The courtroom is appropriately awesome. Probably 50 feet high, with 8 columns on each side and 4 in front and back, marvelous friezes carved above the columns and rosettes in the ceiling, quiet was required at all times in the room. If the sound got about the barest whisper, a frowning man with a buzz cut, and earpiece, and a wrist mic asked us all to keep our voices down, please. Members of the bar sit in seats behind the attorneys arguing the case, the press sits on the left, and guests of the justices sit on the right. There were a number of attorneys being admitted to the bar today, so that section was fairly full.

At 9:45, the attorneys arguing the case came in, and around this time, aides were bringing in papers and drinks for the justices and arranging things to their liking. (Justice Breyer drinks tea.) At 10, we all rise, the justices come in, and we’re off.

Today, Justice Ginsburg first read an unanimous opinion from the court in Bravo-Fernandez. RBG looked really frail to my eyes, and her voice was hoarse. Her jabot was quite sparkly, though. After Ginsburg read the opinion, the attorneys being admitted to the SCOTUS bar were presented and sworn in, then it was time for argument.

Mr. Chief Justice, and may it please the court…

The issue in Moore v. Texas concerns the criteria used by Texas to determine whether someone is too intellectually disabled to be executed.

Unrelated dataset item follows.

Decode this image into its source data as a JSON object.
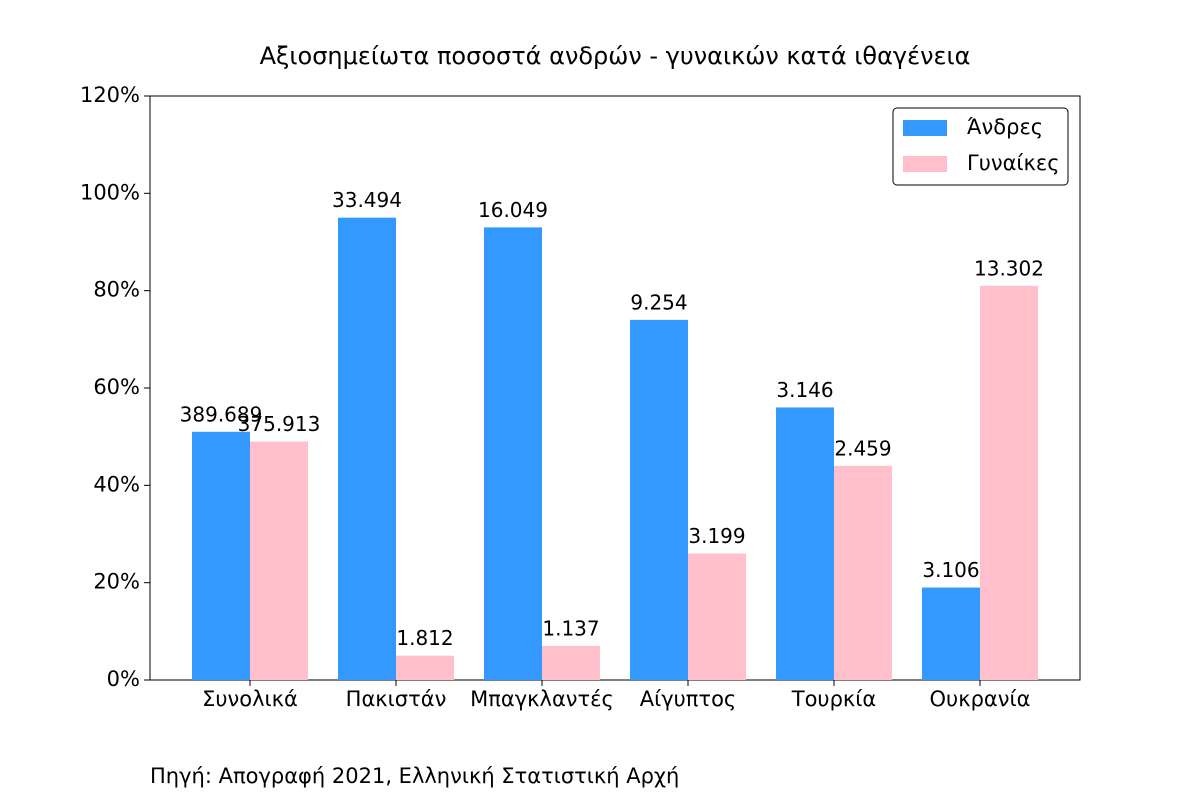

In Atkins v. Virginia, the court had determined that intellectually disabled people could not be executed, and in Hall v. Florida, the court had ruled that the determination of intellectually disability should be informed by medical standards. Texas, instead, uses a standard from Briseno, which claims that medical standards are too subjective, and seems to allow for a standard based on what Texas citizens would judge to be intellectually disabled.

Sloan, the attorney for Moore, was making the case that Texas didn’t use clinical standards to determine intellectually disability, instead relying on a framework that depended on stereotype and vagueness and in fact, was counter to clinical standards. A defendant could be determined by experts to be intellectually disabled and still not meet the standards in Texas. Keller, the Solicitor General of Texas, argued that Texas did use a system consistent with the SC opinions because the court had given the states leeway in how to apply the opinion and because Texas used a three prong test as laid out by the court. In effect, he was arguing that we do use modern clinical standards, and even if we don’t, it doesn’t matter.

The challenge in this case, as highlighted by Justice Breyer, is that it involves a defendant of mild intellectual disability. It’s a borderline case; how do we set the border? Justice Sotomayor asked Keller if Texas had found any mildly disabled defendant unworthy of being executed, and Keller didn’t really have an answer for her. 

Justice Alito was pretty hostile to Sloan, CJ Roberts didn’t say much but seems unlikely to be friendly, and Justice Thomas, of course, didn’t say a word. He spent a lot of time leaned back in his chair (the justices have chairs that rock back), looking up at the ceiling, or talking to an aide about something. Justices Kennedy, Breyer, Ginsberg, Kagan, and Sotomayor all seemed friendlier to Sloan than to Keller, for what that’s worth, so it seems possible at least that Moore’s death penalty will be overturned and Texas’ criteria will be forced to modernize some. Had the election turned out differently, the end of the death penalty might be in sight, but I don’t think Kennedy can be pushed that far now. 

On a gossipy note, I saw Nina Totenberg in the courtroom, and Eliot Spitzer was there for some reason. I had lunch afterwards with an ACLU attorney, and got to meet the retiring legal director of the ACLU, Steve Shapiro, before he caught the train to NY. This was his last time at the court as the legal director; his last day is Friday. He’s done a lot of great work for the ACLU, and I’ll miss him on the end of term conference calls the ACLU does wrapping up the SC cases.